When I was a wee bairn, I read a lot of R. L. Stine. He was the children’s horror author behind Goosebumps and, for slightly older readers, Fear Street. By Stine’s own admission, the books were pulp trash designed to be entertaining and not much else. He’d sequelise the popular titles, hence Say Cheese and Die – Again! and Monster Blood II.

Black Phone 2 reminds me of those. Like them, its plot is mostly passagework, repeated fakeouts leading up to the bad guy’s reappearance in the third act. The prologue is great and sets up an intriguing mystery that just about held my interest in the film during its length. Its narrative diffusion is a major problem, though.

One thing that made the original Black Phone effective despite its formulaic elements was that the Grabber seemed to have an authentic psychopathology, haunted by the shadows of such real-world ’70s/’80s serial killers as John Wayne Gacy and Jeffrey Dahmer. The film was wise enough to let this linger in the subtext. It doesn’t tell you that the Grabber is a paedophile, but you can infer that from the details, like his use of a van and balloons, his victims all having the same gender, and a shot of him sitting in a chair with a belt, shirtless, waiting for the victims to try to escape.

Black Phone 2 denudes him of almost all this implied characterisation and makes him into more of a movie killer, without any motive beyond “I’m evil”. This makes the Grabber less frightening and the film less real. Where it shines is in its filmmaking choices, including the use of grainy stock for dream sequences. Its setting is pretty good and reminiscent of classic slasher films, which it seems to be trying to emulate. There’s even a surprisingly deep cut in a reference to the movie Curtains, from 1983 (the same year Black Phone 2 is set), with a killer on a frozen lake.

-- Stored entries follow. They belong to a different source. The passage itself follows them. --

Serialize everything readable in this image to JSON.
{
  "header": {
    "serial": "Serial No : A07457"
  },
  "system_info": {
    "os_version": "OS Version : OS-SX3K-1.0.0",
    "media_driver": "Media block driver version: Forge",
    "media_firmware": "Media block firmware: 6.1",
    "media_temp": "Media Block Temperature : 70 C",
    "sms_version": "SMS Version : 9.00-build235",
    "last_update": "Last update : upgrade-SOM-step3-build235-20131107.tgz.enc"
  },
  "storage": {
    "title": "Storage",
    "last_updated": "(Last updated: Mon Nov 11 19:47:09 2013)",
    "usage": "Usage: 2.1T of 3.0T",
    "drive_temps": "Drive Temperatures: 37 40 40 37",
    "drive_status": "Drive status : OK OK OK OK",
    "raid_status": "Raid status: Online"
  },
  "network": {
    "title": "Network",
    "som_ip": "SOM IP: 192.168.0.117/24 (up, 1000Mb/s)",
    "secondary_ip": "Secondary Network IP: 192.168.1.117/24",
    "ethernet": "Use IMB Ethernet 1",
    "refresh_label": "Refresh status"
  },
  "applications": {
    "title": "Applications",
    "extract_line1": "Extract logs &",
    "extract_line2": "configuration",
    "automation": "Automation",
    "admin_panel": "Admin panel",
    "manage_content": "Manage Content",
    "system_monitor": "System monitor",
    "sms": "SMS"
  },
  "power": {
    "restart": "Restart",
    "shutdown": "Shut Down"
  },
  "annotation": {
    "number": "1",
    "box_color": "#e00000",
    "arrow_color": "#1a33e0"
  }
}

The period elements are worn a lot more lightly this time. The most obvious thing to anchor it in the early 1980s is when the characters mention Duran Duran, as well as some teenage slang like “choice”. I was amused by some of the characters, like a married couple of caretakers, the wife of whom gets short shrift from our heroes for being a religious bigot, although she seemed fairly sympathetic to me. I’d be annoyed too if some strange kids turned up to my camp asking about a horrible triple homicide that I’d been hoping to forget. Ethan Hawke is still good value, even if he’s not given much to do. All in all, this is worth your time if you liked The Black Phone, but only just.